In 1995, alongside Combat & Tactics and The Gates of Firestone Peak, TSR released the boxed mega-adventure, Night Below: An Underdark Campaign, which includes gridded maps and color counters. Although Night Below, does not explicitly tie with Combat & Tactics, it supports the move to battle maps and tactical combat.

Battle maps take over Dungeons & Dragons

Early versions of Dungeons & Dragons always included miniature rules for movement, range, area effects, and even for actions similar to attacks of opportunity. But I never witnessed those rules in action. They seemed to require miniatures. Collecting miniatures cost a lot of money and invited another hobby consisting of painting miniatures.

D&D second edition arrived in 1989 with the usual easily abstracted and easily ignored rules for miniatures. However, six years later, Player’s Option: Combat & Tactics finally introduced the gridded battle map to D&D. In the Foreword, Skip Williams promises that, “You will find plenty of ways to make combat more than a dice-rolling contest or an exercise in subtracting hit points from your character’s total.” Combat & Tactics reads like an early draft of the third edition combat rules, complete with rules for opportunity attacks, reach, and cover. Combat & Tactics probably scared more players away from battle maps than it converted. The supplement moved deep into wargame territory, with over 250 pages of rules for facing, fatigue, and things like direct and indirect bombardment.

TSR supported Combat & Tactics with The Gates of Firestorm Keep, which Dungeon magazine ranked at number 11 on its 2004 list of greatest Dungeons & Dragons adventures. The Gates of Firestorm Keep started the tradition of including printed battle maps for major encounter areas, and also included cardboard counters for the monsters. So The Gates of Firestorm Keep stands as the first adventure to invite D&D players to use a battle map.

Update: A few adventures prior to Firestorm Peak featured both battle maps and cardboard counters. See “Early combinations of adventures with battle maps” for more.

The complete change in approach arrived with third edition, co-designed by Combat & Tactics co-designer Skip Williams. When third edition debuted at Gen Con, vendors such as Chessex immediately sold out of their battle mats. While the third edition rules tried to phrase its rules so you could play without a map, everyone used a map, so 3.5 abandoned any nod to play without one.

For most folks playing D&D in 2000, the adoption of battle maps represented a big change. For instance, I played all three rounds the D&D Open tournament in 1999, and none of the DMs resolved combat on a map. (Now the D&D Championship plays as a tactical miniatures challenge. Still fun, but very different. In the lower left corner of the photo, you can see my figure, a turn or two away from being treated like a steak in a Benihana by a marilith.)
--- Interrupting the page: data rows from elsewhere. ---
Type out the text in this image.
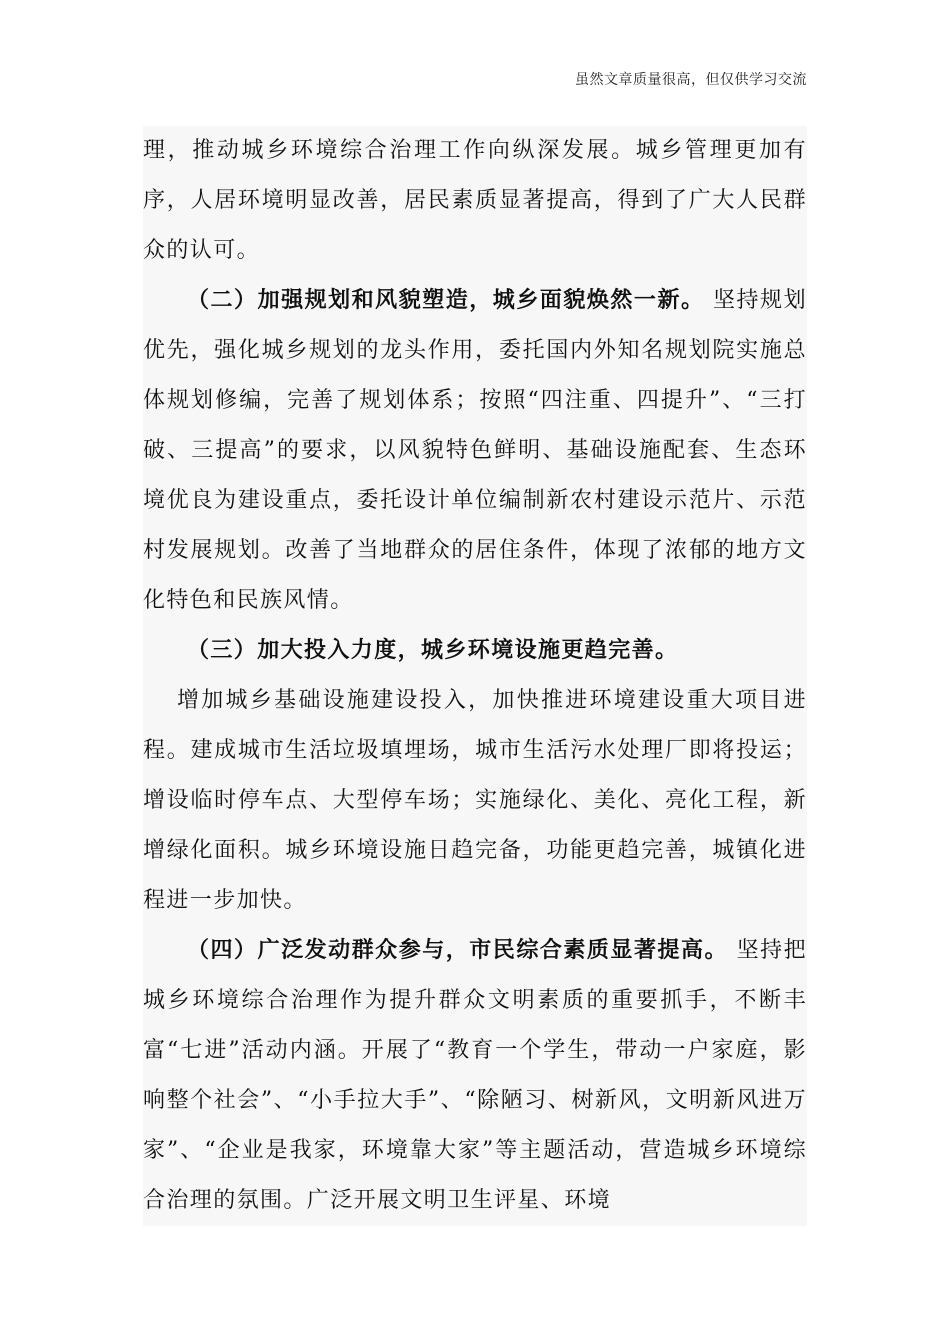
虽然文章质量很高，但仅供学习交流

理，推动城乡环境综合治理工作向纵深发展。城乡管理更加有序，人居环境明显改善，居民素质显著提高，得到了广大人民群众的认可。

（二）加强规划和风貌塑造，城乡面貌焕然一新。 坚持规划优先，强化城乡规划的龙头作用，委托国内外知名规划院实施总体规划修编，完善了规划体系；按照“四注重、四提升”、“三打破、三提高”的要求，以风貌特色鲜明、基础设施配套、生态环境优良为建设重点，委托设计单位编制新农村建设示范片、示范村发展规划。改善了当地群众的居住条件，体现了浓郁的地方文化特色和民族风情。

（三）加大投入力度，城乡环境设施更趋完善。

增加城乡基础设施建设投入，加快推进环境建设重大项目进程。建成城市生活垃圾填埋场，城市生活污水处理厂即将投运；增设临时停车点、大型停车场；实施绿化、美化、亮化工程，新增绿化面积。城乡环境设施日趋完备，功能更趋完善，城镇化进程进一步加快。

（四）广泛发动群众参与，市民综合素质显著提高。 坚持把城乡环境综合治理作为提升群众文明素质的重要抓手，不断丰富“七进”活动内涵。开展了“教育一个学生，带动一户家庭，影响整个社会”、“小手拉大手”、“除陋习、树新风，文明新风进万家”、“企业是我家，环境靠大家”等主题活动，营造城乡环境综合治理的氛围。广泛开展文明卫生评星、环境
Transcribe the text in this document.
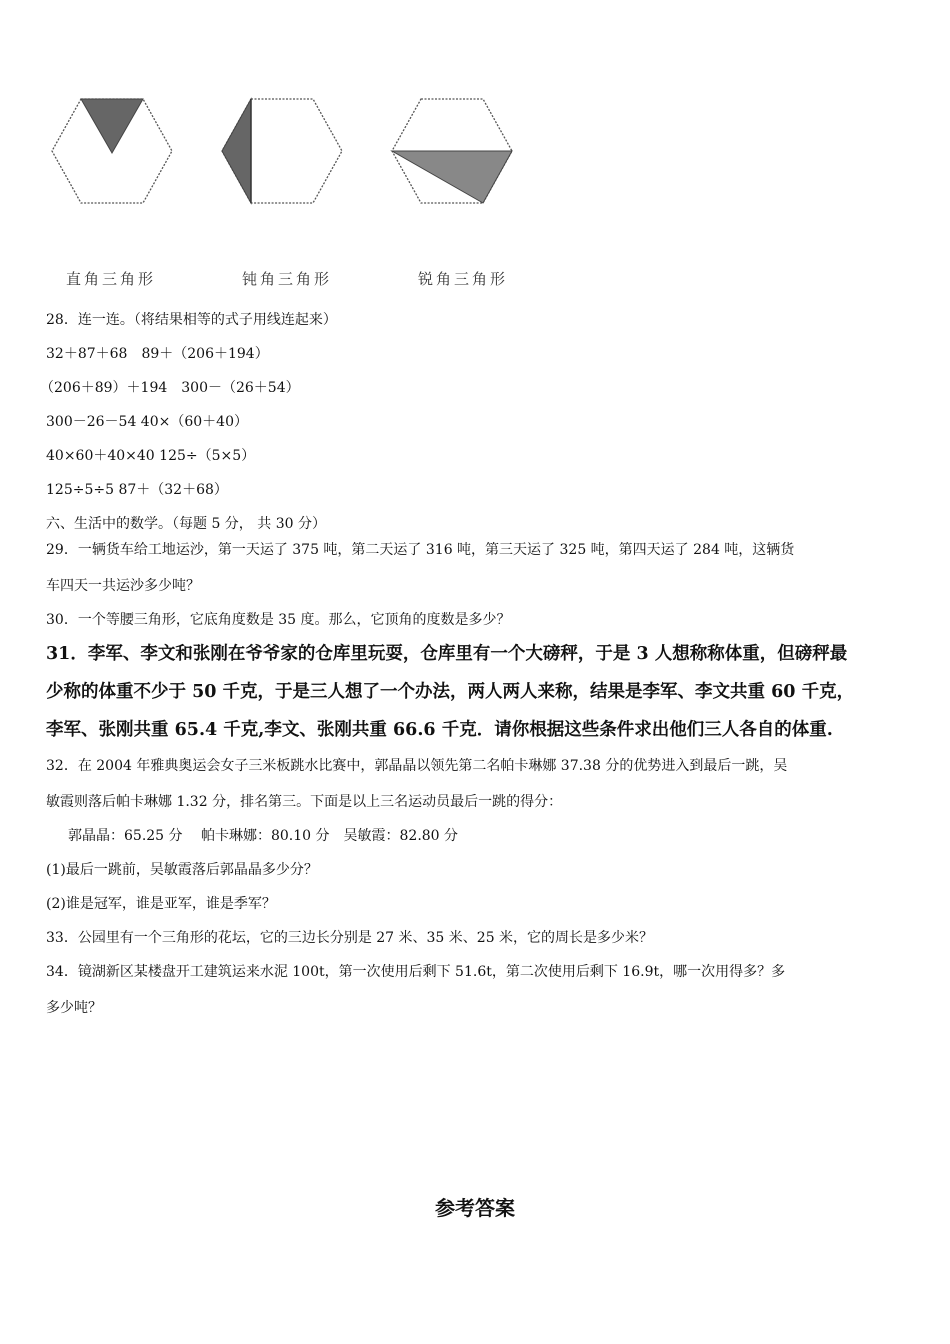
直角三角形	钝角三角形	锐角三角形
28．连一连。（将结果相等的式子用线连起来）
32＋87＋68　89＋（206＋194）
（206＋89）＋194　300－（26＋54）
300－26－54 40×（60＋40）
40×60＋40×40 125÷（5×5）
125÷5÷5 87＋（32＋68）
六、生活中的数学。（每题 5 分， 共 30 分）
29．一辆货车给工地运沙，第一天运了 375 吨，第二天运了 316 吨，第三天运了 325 吨，第四天运了 284 吨，这辆货
车四天一共运沙多少吨？
30．一个等腰三角形，它底角度数是 35 度。那么，它顶角的度数是多少？
31．李军、李文和张刚在爷爷家的仓库里玩耍，仓库里有一个大磅秤，于是 3 人想称称体重，但磅秤最
少称的体重不少于 50 千克，于是三人想了一个办法，两人两人来称，结果是李军、李文共重 60 千克，
李军、张刚共重 65.4 千克,李文、张刚共重 66.6 千克．请你根据这些条件求出他们三人各自的体重.
32．在 2004 年雅典奥运会女子三米板跳水比赛中，郭晶晶以领先第二名帕卡琳娜 37.38 分的优势进入到最后一跳，吴
敏霞则落后帕卡琳娜 1.32 分，排名第三。下面是以上三名运动员最后一跳的得分：
郭晶晶：65.25 分　 帕卡琳娜：80.10 分　吴敏霞：82.80 分
(1)最后一跳前，吴敏霞落后郭晶晶多少分？
(2)谁是冠军，谁是亚军，谁是季军？
33．公园里有一个三角形的花坛，它的三边长分别是 27 米、35 米、25 米，它的周长是多少米？
34．镜湖新区某楼盘开工建筑运来水泥 100t，第一次使用后剩下 51.6t，第二次使用后剩下 16.9t，哪一次用得多？多
多少吨？
参考答案
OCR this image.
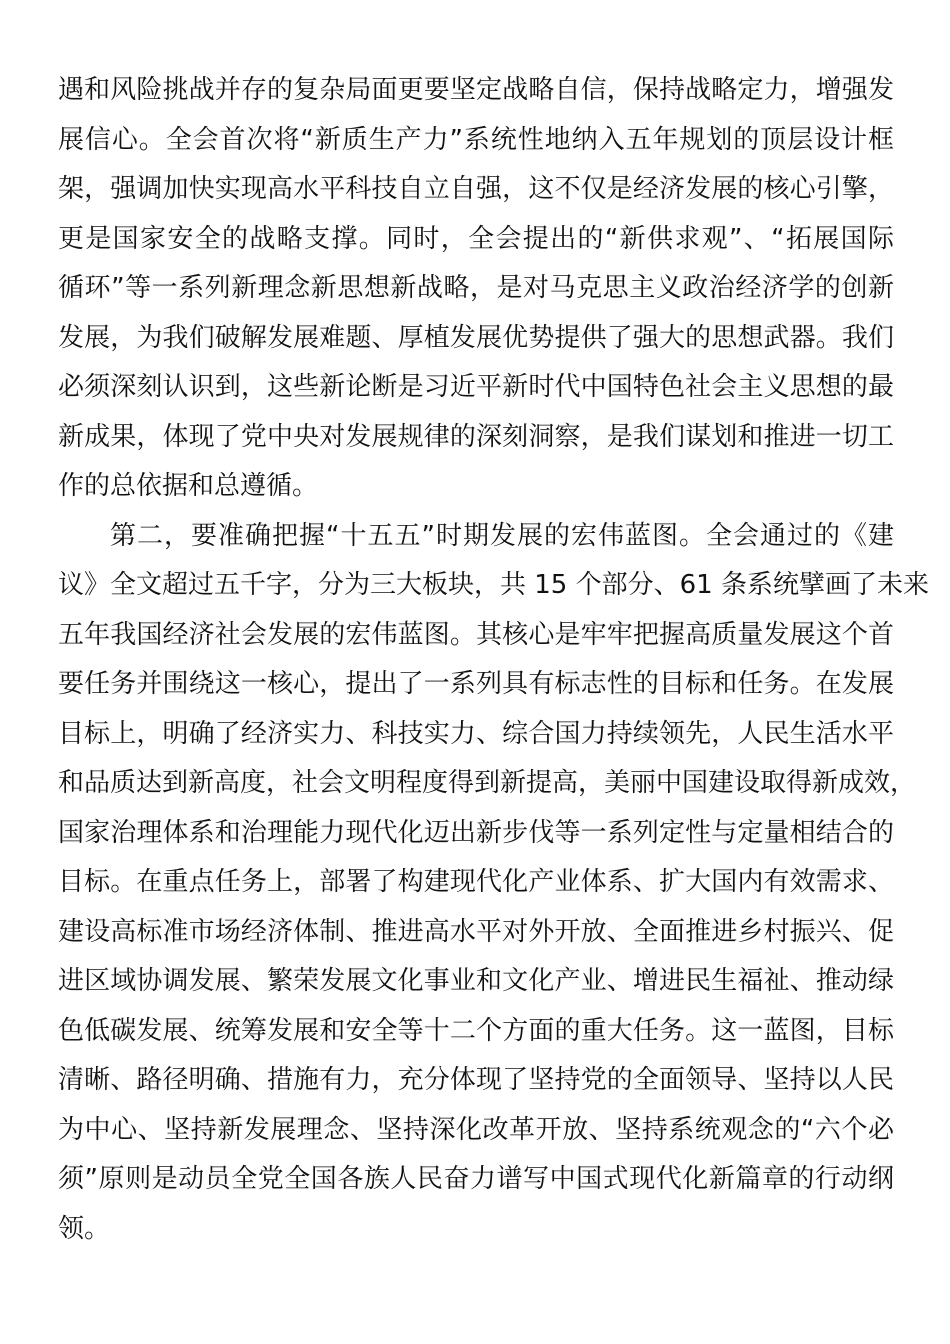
遇和风险挑战并存的复杂局面更要坚定战略自信，保持战略定力，增强发
展信心。全会首次将“新质生产力”系统性地纳入五年规划的顶层设计框
架，强调加快实现高水平科技自立自强，这不仅是经济发展的核心引擎，
更是国家安全的战略支撑。同时，全会提出的“新供求观”、“拓展国际
循环”等一系列新理念新思想新战略，是对马克思主义政治经济学的创新
发展，为我们破解发展难题、厚植发展优势提供了强大的思想武器。我们
必须深刻认识到，这些新论断是习近平新时代中国特色社会主义思想的最
新成果，体现了党中央对发展规律的深刻洞察，是我们谋划和推进一切工
作的总依据和总遵循。
第二，要准确把握“十五五”时期发展的宏伟蓝图。全会通过的《建
议》全文超过五千字，分为三大板块，共 15 个部分、61 条系统擘画了未来
五年我国经济社会发展的宏伟蓝图。其核心是牢牢把握高质量发展这个首
要任务并围绕这一核心，提出了一系列具有标志性的目标和任务。在发展
目标上，明确了经济实力、科技实力、综合国力持续领先，人民生活水平
和品质达到新高度，社会文明程度得到新提高，美丽中国建设取得新成效，
国家治理体系和治理能力现代化迈出新步伐等一系列定性与定量相结合的
目标。在重点任务上，部署了构建现代化产业体系、扩大国内有效需求、
建设高标准市场经济体制、推进高水平对外开放、全面推进乡村振兴、促
进区域协调发展、繁荣发展文化事业和文化产业、增进民生福祉、推动绿
色低碳发展、统筹发展和安全等十二个方面的重大任务。这一蓝图，目标
清晰、路径明确、措施有力，充分体现了坚持党的全面领导、坚持以人民
为中心、坚持新发展理念、坚持深化改革开放、坚持系统观念的“六个必
须”原则是动员全党全国各族人民奋力谱写中国式现代化新篇章的行动纲
领。
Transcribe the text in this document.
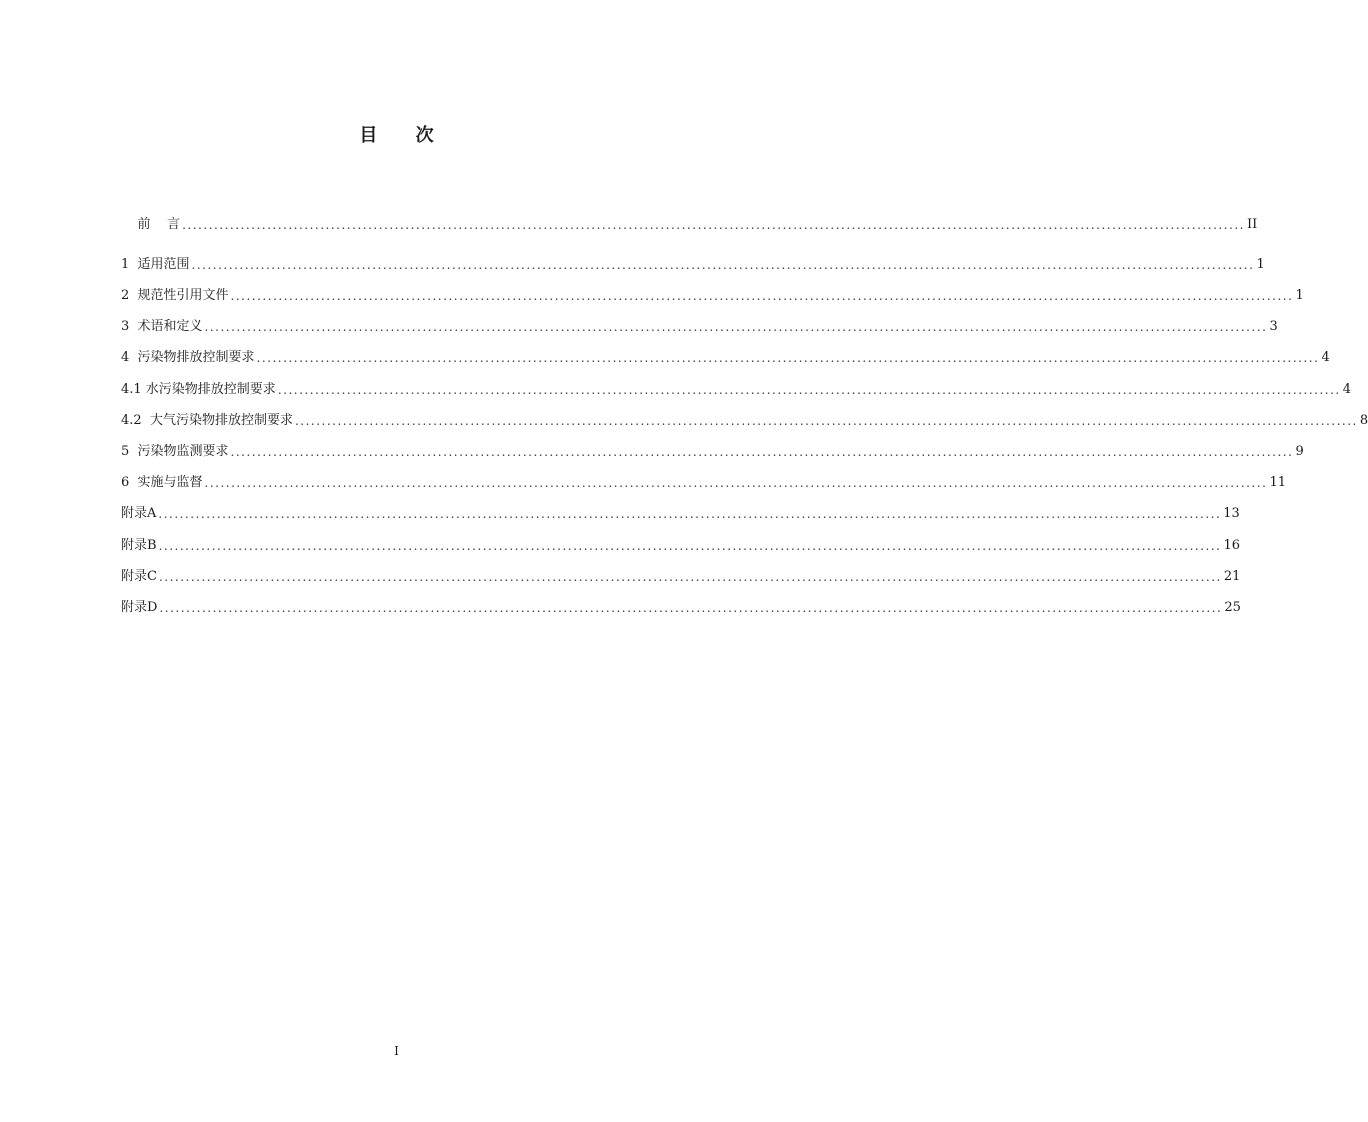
目 次
前    言 ........................................................................................................................................................................................................ II
1  适用范围 ........................................................................................................................................................................................................ 1
2  规范性引用文件 ........................................................................................................................................................................................................ 1
3  术语和定义 ........................................................................................................................................................................................................ 3
4  污染物排放控制要求 ........................................................................................................................................................................................................ 4
4.1 水污染物排放控制要求 ........................................................................................................................................................................................................ 4
4.2  大气污染物排放控制要求 ........................................................................................................................................................................................................ 8
5  污染物监测要求 ........................................................................................................................................................................................................ 9
6  实施与监督 ........................................................................................................................................................................................................ 11
附录A ........................................................................................................................................................................................................ 13
附录B ........................................................................................................................................................................................................ 16
附录C ........................................................................................................................................................................................................ 21
附录D ........................................................................................................................................................................................................ 25
I
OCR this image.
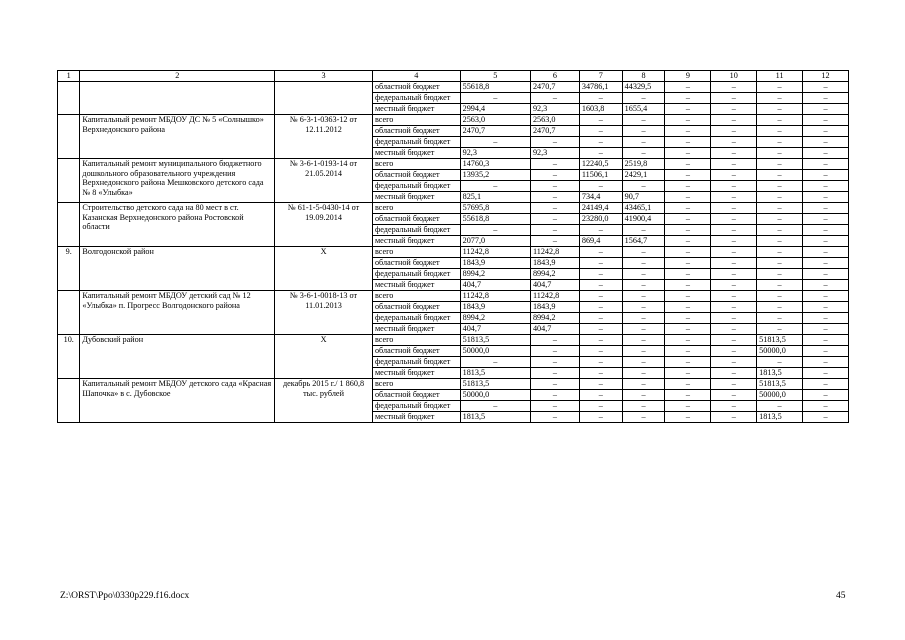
1	2	3	4	5	6	7	8	9	10	11	12
			областной бюджет	55618,8	2470,7	34786,1	44329,5	–	–	–	–
			федеральный бюджет	–	–	–	–	–	–	–	–
			местный бюджет	2994,4	92,3	1603,8	1655,4	–	–	–	–
	Капитальный ремонт МБДОУ ДС № 5 «Солнышко» Верхнедонского района	№ 6-3-1-0363-12 от 12.11.2012	всего	2563,0	2563,0	–	–	–	–	–	–
			областной бюджет	2470,7	2470,7	–	–	–	–	–	–
			федеральный бюджет	–	–	–	–	–	–	–	–
			местный бюджет	92,3	92,3	–	–	–	–	–	–
	Капитальный ремонт муниципального бюджетного дошкольного образовательного учреждения Верхнедонского района Мешковского детского сада № 8 «Улыбка»	№ 3-6-1-0193-14 от 21.05.2014	всего	14760,3	–	12240,5	2519,8	–	–	–	–
			областной бюджет	13935,2	–	11506,1	2429,1	–	–	–	–
			федеральный бюджет	–	–	–	–	–	–	–	–
			местный бюджет	825,1	–	734,4	90,7	–	–	–	–
	Строительство детского сада на 80 мест в ст. Казанская Верхнедонского района Ростовской области	№ 61-1-5-0430-14 от 19.09.2014	всего	57695,8	–	24149,4	43465,1	–	–	–	–
			областной бюджет	55618,8	–	23280,0	41900,4	–	–	–	–
			федеральный бюджет	–	–	–	–	–	–	–	–
			местный бюджет	2077,0	–	869,4	1564,7	–	–	–	–
9.	Волгодонской район	Х	всего	11242,8	11242,8	–	–	–	–	–	–
			областной бюджет	1843,9	1843,9	–	–	–	–	–	–
			федеральный бюджет	8994,2	8994,2	–	–	–	–	–	–
			местный бюджет	404,7	404,7	–	–	–	–	–	–
	Капитальный ремонт МБДОУ детский сад № 12 «Улыбка» п. Прогресс Волгодонского района	№ 3-6-1-0018-13 от 11.01.2013	всего	11242,8	11242,8	–	–	–	–	–	–
			областной бюджет	1843,9	1843,9	–	–	–	–	–	–
			федеральный бюджет	8994,2	8994,2	–	–	–	–	–	–
			местный бюджет	404,7	404,7	–	–	–	–	–	–
10.	Дубовский район	Х	всего	51813,5	–	–	–	–	–	51813,5	–
			областной бюджет	50000,0	–	–	–	–	–	50000,0	–
			федеральный бюджет	–	–	–	–	–	–	–	–
			местный бюджет	1813,5	–	–	–	–	–	1813,5	–
	Капитальный ремонт МБДОУ детского сада «Красная Шапочка» в с. Дубовское	декабрь 2015 г./ 1 860,8 тыс. рублей	всего	51813,5	–	–	–	–	–	51813,5	–
			областной бюджет	50000,0	–	–	–	–	–	50000,0	–
			федеральный бюджет	–	–	–	–	–	–	–	–
			местный бюджет	1813,5	–	–	–	–	–	1813,5	–
Z:\ORST\Ppo\0330p229.f16.docx	45
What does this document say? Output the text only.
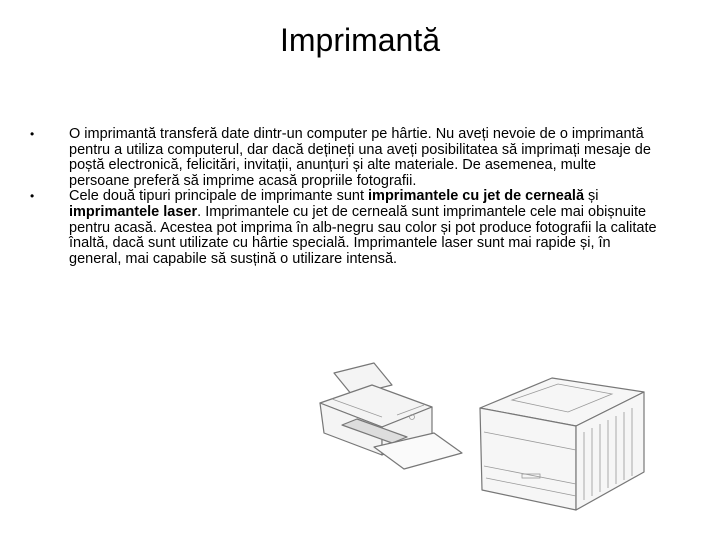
Imprimantă
• O imprimantă transferă date dintr-un computer pe hârtie. Nu aveți nevoie de o imprimantă pentru a utiliza computerul, dar dacă dețineți una aveți posibilitatea să imprimați mesaje de poștă electronică, felicitări, invitații, anunțuri și alte materiale. De asemenea, multe persoane preferă să imprime acasă propriile fotografii.
• Cele două tipuri principale de imprimante sunt imprimantele cu jet de cerneală și imprimantele laser. Imprimantele cu jet de cerneală sunt imprimantele cele mai obișnuite pentru acasă. Acestea pot imprima în alb-negru sau color și pot produce fotografii la calitate înaltă, dacă sunt utilizate cu hârtie specială. Imprimantele laser sunt mai rapide și, în general, mai capabile să susțină o utilizare intensă.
Fourth edition showed that some of the D&D community will rebel if an edition fails to adequately support their favored play style. But the third edition’s switch to battle maps brought no rebellions. Everyone started using maps and figures, and almost everyone felt the addition improved the game. Maps and figures enable all the players to share a clear understanding of the battlefield with the DM. The maps enable the tactics that make fights interesting.

Fourth edition brought changes that can make D&D combat more dynamic and exciting than ever, but some of the changes have threatened to sour players’ attitudes toward the battle map. Fourth edition forces every encounter to be a big set piece, and often these battles seem to take too long.

The set-piece problem comes from encounter design. Fourth edition works to prevent one-sided fights by bringing greater formality to what constitutes a combat encounter, and what adversaries the players can expect to face. This puts a stake to the heart of the old-school possibility of stumbling into 30-300 orcs, but it also eliminates short encounters where just you slew their sentry. In fourth edition, every encounter requires a battle map, because every encounter takes the same scale.

The problem of long combats has prompted much discussion, but I do not blame the map. Most players used maps in third edition, and the few who complained about the length of combat typically favored the non-combat pillars of the game.

So when D&D Next comes out, I’ll embrace it, but I’ll still use my battle maps.